Wesentliche Erwägungen der Kammer:
Die Verfassungsbeschwerde ist nicht zur Entscheidung anzunehmen, da sie kein im Wege der Kommunalverfassungsbeschwerde rügefähiges Gesetz bezeichnet (Art. 93 Abs. 1 Nr. 4b GG, § 91 BVerfGG).
1. Beschwerdegegenstand der Kommunalverfassungsbeschwerde kann ein Gesetz des Bundes oder eines Landes sein (Art. 93 Abs. 1 Nr. 4b GG sowie § 91 Satz 1 BVerfGG). Gerichtliche Entscheidungen können im Verfahren der Kommunalverfassungsbeschwerde hingegen nicht dem Bundesverfassungsgericht zur Überprüfung vorgelegt werden. Dem Vorbringen der Beschwerdeführerin, dass die von ihr angegriffene Rechtsprechung des Bundesgerichtshofs als Rechtsnorm anzusehen sei, die Außenwirkung gegenüber den Kommunen entfalte, kann nicht gefolgt werden. Auch höchstrichterliche Urteile sind kein Gesetzesrecht und erzeugen keine damit vergleichbare Rechtsbindung. Durch eine generelle Anerkennung der Rechtsnormqualität gerichtlicher Entscheidungen würde die vom Verfassungsgeber vorgenommene Beschränkung der Kommunalverfassungsbeschwerde auf Gesetze unterlaufen und die Kommunalverfassungsbeschwerde in eine Urteilsverfassungsbeschwerde umgewandelt. Die von der Beschwerdeführerin angegriffenen Urteile beruhen auf einer Auslegung von § 46 Energiewirtschaftsgesetz und wurden insofern in Anwendung bereits bestehenden Gesetzesrechts gefällt. Deswegen kommt ihnen die Qualität selbständiger, im Wege der Kommunalverfassungsbeschwerde rügefähiger Rechtsnormen nicht zu.

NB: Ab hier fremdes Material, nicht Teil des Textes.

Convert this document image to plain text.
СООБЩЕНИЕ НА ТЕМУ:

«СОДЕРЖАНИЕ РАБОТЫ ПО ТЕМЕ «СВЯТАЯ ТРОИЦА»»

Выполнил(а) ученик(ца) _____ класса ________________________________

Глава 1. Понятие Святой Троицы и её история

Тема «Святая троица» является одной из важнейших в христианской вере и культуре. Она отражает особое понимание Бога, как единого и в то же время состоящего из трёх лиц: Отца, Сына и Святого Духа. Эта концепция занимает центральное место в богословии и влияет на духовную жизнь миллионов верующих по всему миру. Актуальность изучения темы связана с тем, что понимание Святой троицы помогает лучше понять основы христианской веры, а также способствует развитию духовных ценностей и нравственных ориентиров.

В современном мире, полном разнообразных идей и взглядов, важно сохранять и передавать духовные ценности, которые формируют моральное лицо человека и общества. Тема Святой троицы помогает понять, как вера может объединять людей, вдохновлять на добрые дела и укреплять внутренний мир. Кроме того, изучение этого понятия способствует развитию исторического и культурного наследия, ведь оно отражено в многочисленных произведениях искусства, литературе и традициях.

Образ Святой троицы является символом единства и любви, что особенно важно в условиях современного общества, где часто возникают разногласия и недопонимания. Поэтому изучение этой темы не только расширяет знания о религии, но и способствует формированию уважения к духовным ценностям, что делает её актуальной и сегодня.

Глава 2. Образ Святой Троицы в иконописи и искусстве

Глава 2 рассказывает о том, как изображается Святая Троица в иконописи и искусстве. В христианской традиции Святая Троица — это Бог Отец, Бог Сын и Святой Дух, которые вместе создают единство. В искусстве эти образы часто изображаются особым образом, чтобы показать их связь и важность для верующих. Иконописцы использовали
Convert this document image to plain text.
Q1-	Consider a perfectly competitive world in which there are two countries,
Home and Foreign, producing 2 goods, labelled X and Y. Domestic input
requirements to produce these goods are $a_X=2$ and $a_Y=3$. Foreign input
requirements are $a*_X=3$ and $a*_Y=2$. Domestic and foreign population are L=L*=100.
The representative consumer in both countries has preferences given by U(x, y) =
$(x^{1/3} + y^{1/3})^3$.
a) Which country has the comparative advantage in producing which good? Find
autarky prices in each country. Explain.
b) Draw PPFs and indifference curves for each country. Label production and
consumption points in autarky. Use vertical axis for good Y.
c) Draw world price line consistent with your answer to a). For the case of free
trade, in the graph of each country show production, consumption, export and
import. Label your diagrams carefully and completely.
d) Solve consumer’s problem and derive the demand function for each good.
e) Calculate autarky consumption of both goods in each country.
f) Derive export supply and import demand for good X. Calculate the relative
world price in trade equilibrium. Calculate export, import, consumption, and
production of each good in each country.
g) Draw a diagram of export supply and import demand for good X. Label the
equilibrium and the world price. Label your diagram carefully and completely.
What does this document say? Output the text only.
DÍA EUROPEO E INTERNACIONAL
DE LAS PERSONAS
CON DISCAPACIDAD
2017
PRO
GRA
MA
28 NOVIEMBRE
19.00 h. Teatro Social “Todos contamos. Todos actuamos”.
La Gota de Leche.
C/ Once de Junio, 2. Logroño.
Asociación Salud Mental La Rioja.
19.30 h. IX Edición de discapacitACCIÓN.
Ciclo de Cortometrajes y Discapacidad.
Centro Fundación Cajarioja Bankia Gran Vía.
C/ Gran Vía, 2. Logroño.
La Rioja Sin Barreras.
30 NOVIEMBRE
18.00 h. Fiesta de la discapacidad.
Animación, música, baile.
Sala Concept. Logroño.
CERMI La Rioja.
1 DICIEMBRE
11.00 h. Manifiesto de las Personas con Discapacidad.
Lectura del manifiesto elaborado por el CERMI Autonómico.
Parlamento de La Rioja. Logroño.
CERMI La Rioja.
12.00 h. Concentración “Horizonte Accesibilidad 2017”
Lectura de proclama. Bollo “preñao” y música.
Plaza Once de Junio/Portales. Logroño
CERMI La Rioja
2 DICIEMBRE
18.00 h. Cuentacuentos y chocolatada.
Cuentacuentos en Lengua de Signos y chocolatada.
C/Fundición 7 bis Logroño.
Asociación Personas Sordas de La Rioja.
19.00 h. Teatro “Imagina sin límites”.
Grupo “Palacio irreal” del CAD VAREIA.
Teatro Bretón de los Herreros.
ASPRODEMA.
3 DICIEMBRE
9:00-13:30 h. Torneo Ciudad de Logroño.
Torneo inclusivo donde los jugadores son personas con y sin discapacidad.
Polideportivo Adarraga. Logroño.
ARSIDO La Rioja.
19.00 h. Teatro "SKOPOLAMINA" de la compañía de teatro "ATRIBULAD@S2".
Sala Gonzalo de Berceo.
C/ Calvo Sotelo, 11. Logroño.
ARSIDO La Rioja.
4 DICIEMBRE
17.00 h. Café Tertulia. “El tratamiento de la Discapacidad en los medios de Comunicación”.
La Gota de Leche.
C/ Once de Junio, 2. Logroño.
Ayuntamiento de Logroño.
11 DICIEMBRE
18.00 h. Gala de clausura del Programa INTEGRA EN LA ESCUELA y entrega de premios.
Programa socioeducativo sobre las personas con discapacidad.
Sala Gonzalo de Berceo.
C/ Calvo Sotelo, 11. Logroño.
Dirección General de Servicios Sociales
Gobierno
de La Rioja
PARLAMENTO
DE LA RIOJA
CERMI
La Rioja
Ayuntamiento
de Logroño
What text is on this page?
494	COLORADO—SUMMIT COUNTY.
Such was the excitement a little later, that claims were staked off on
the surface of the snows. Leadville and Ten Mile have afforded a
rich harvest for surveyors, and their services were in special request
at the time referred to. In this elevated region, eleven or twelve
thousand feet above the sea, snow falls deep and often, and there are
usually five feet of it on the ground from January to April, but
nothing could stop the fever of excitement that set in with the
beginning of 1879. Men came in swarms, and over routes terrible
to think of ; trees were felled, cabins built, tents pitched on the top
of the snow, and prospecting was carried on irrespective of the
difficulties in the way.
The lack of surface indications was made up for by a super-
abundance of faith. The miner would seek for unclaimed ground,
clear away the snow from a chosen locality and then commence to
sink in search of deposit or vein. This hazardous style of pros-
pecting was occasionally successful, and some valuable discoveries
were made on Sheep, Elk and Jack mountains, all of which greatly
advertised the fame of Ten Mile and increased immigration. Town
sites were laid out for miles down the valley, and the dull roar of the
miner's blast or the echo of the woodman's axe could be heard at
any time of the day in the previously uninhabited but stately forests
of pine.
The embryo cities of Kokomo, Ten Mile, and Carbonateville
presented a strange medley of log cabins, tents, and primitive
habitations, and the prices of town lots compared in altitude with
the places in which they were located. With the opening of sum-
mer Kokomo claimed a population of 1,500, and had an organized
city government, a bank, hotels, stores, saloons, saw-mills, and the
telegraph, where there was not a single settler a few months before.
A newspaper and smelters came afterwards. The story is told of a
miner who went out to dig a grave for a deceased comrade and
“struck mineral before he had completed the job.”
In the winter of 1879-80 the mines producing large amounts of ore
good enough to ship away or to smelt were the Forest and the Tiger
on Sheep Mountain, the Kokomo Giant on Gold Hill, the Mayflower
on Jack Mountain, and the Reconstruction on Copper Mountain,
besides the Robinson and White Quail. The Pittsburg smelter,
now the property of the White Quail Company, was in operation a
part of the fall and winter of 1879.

2. Durch die mangelnde Angreifbarkeit gerichtlicher Urteile im Rahmen der Kommunalverfassungsbeschwerde entstehen auch keine Rechtsschutzlücken. Denn zum einen sind die Fachgerichte dazu aufgerufen, in den ihnen zur Entscheidung vorgelegten Verfahren auch der besonderen Bedeutung der den Gemeinden gewährleisteten Garantie der kommunalen Selbstverwaltung Rechnung zu tragen. Zum anderen besteht in Fällen, in denen sich die Fachgerichte an eine verfassungsrechtliche Vorgaben nicht hinreichend berücksichtigende Gesetzeslage gebunden sehen, nach Art. 100 Abs. 1 GG die Verpflichtung, die Entscheidung des Bundesverfassungsgerichts einzuholen.